В салоне скорой помощи — слон, и он выдавливает воздух из шин. Начальство может латать кое-какие дыры, подгонять медиков, чтобы они навещали больше пациентов, поддерживать альтернативные пути оказания помощи, но самой большой проблемой в работе экстренных служб остается постоянное и массовое распределение бригад на несрочные вызовы. Такова повседневная реальность работы в поле.
Бригады посылают на пять типов вызовов:
— к пациентам в критическом состоянии;
— к пациентам в некритическом состоянии, которых нужно доставить в больницу на машине скорой помощи;
— к пациентам, которым нужна скорая помощь без госпитализации;
— к пациентам, которым нужна госпитализация, но не обязательно на скорой помощи;
— к пациентам, которым не нужна ни госпитализация, ни скорая помощь.
Проблема в том, что скорая помощь нужна пациентам из первых трех категорий, но большинство вызовов поступает от пациентов из четвертой и в особенности пятой категорий.
Ключевой вопрос: почему на этапе телефонного разговора так много несрочных случаев выглядят как срочные? Здесь есть много составляющих.
Большинство вызовов в экстренные службы совершают люди без медицинских знаний в состоянии паники. Часто общение затруднено, а время ограничено, и нет возможности глубоко вникать в вопрос. Кроме того, главная характеристика такого вида общения: диспетчер, принимающий звонок, не видит пациента. (Может быть, в будущем это изменится.) Короче говоря, существует масса факторов, превращающих сбор медицинских сведений в такой ситуации в трудную задачу.
Но я бы поспорил с тем, что ни одну из этих сложностей нельзя преодолеть. Создание комплексных, подробных алгоритмов — вот, может быть, самая амбициозная задача эпохи IT.
Например, диспетчер, принявший сегодня звонок Эндрю, подумал, что у Эндрю болит грудь. Поэтому к Эндрю быстро прислали помощь и велели ему принимать аспирин на случай, если у него инфаркт. Что-то, что сказал Эндрю, заставило оценить ситуацию именно так.
Но я на месте не наблюдаю никаких признаков инфаркта и даже боли в груди.
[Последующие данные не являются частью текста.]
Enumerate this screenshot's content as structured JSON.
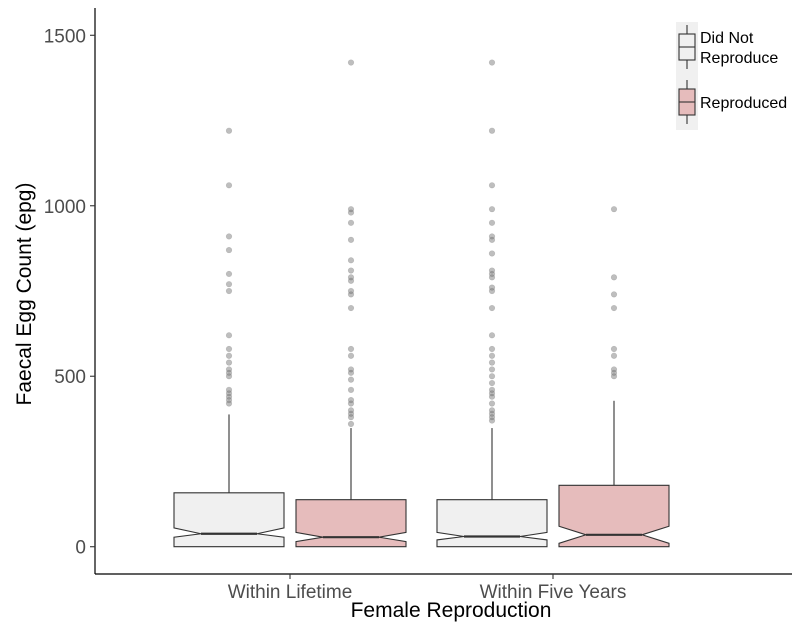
{
  "chart_data": {
    "type": "boxplot",
    "title": "",
    "xlabel": "Female Reproduction",
    "ylabel": "Faecal Egg Count (epg)",
    "ylim": [
      -80,
      1580
    ],
    "yticks": [
      0,
      500,
      1000,
      1500
    ],
    "grid": false,
    "categories": [
      "Within Lifetime",
      "Within Five Years"
    ],
    "legend": {
      "position": "top-right",
      "entries": [
        {
          "label": "Did Not\nReproduce",
          "fill": "#f0f0f0"
        },
        {
          "label": "Reproduced",
          "fill": "#e6bcbc"
        }
      ]
    },
    "series": [
      {
        "name": "Did Not Reproduce",
        "fill": "#f0f0f0",
        "boxes": [
          {
            "category": "Within Lifetime",
            "q1": 0,
            "median": 38,
            "q3": 158,
            "whisker_low": 0,
            "whisker_high": 388,
            "notch_low": 28,
            "notch_high": 55,
            "outliers": [
              420,
              430,
              440,
              450,
              460,
              500,
              510,
              520,
              540,
              560,
              580,
              620,
              750,
              770,
              800,
              870,
              910,
              1060,
              1220
            ]
          },
          {
            "category": "Within Five Years",
            "q1": 0,
            "median": 30,
            "q3": 138,
            "whisker_low": 0,
            "whisker_high": 348,
            "notch_low": 20,
            "notch_high": 42,
            "outliers": [
              370,
              380,
              390,
              400,
              420,
              440,
              450,
              460,
              480,
              500,
              520,
              540,
              560,
              580,
              620,
              700,
              750,
              760,
              790,
              800,
              810,
              860,
              900,
              910,
              950,
              990,
              1060,
              1220,
              1420
            ]
          }
        ]
      },
      {
        "name": "Reproduced",
        "fill": "#e6bcbc",
        "boxes": [
          {
            "category": "Within Lifetime",
            "q1": 0,
            "median": 28,
            "q3": 138,
            "whisker_low": 0,
            "whisker_high": 348,
            "notch_low": 15,
            "notch_high": 42,
            "outliers": [
              360,
              380,
              390,
              400,
              420,
              430,
              460,
              490,
              510,
              520,
              560,
              580,
              700,
              740,
              750,
              780,
              790,
              810,
              840,
              900,
              950,
              980,
              990,
              1420
            ]
          },
          {
            "category": "Within Five Years",
            "q1": 0,
            "median": 35,
            "q3": 180,
            "whisker_low": 0,
            "whisker_high": 428,
            "notch_low": 10,
            "notch_high": 60,
            "outliers": [
              500,
              510,
              520,
              560,
              580,
              700,
              740,
              790,
              990
            ]
          }
        ]
      }
    ]
  }
}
Один из вариантов, позволяющих избежать такого рода несоответствий, — одновременно оценить разговор и посещение, чтобы увидеть, где и как возникло первоначальное непонимание (или был поставлен верный диагноз), и найти способ избежать таких ситуаций в будущем (или включить постановку верного диагноза в алгоритм). Наверное, невозможно полностью избежать путаницы, но наверняка ведь можно что-то усовершенствовать?
Я бы сказал, что более чем на 99 % уверен, что у Эндрю все будет хорошо. Я подробно расспросил его об истории заболевания и полностью его обследовал. Я исключил все возможные факторы риска. Но всегда остается мельчайшая вероятность другого исхода.
Если я оставлю тысячу таких Эндрю дома с указанием продолжать принимать обезболивающее и зайти к врачу общей практики, в конце концов с одним из них может случиться катастрофа. А когда она случится, я буду последним медиком, который с ним общался. Я не умею предсказывать будущее, но не вижу ничего невозможного в том, что в одном случае из тысячи в силу некоторой усталости не замечу или не задокументирую релевантный признак опасной ситуации.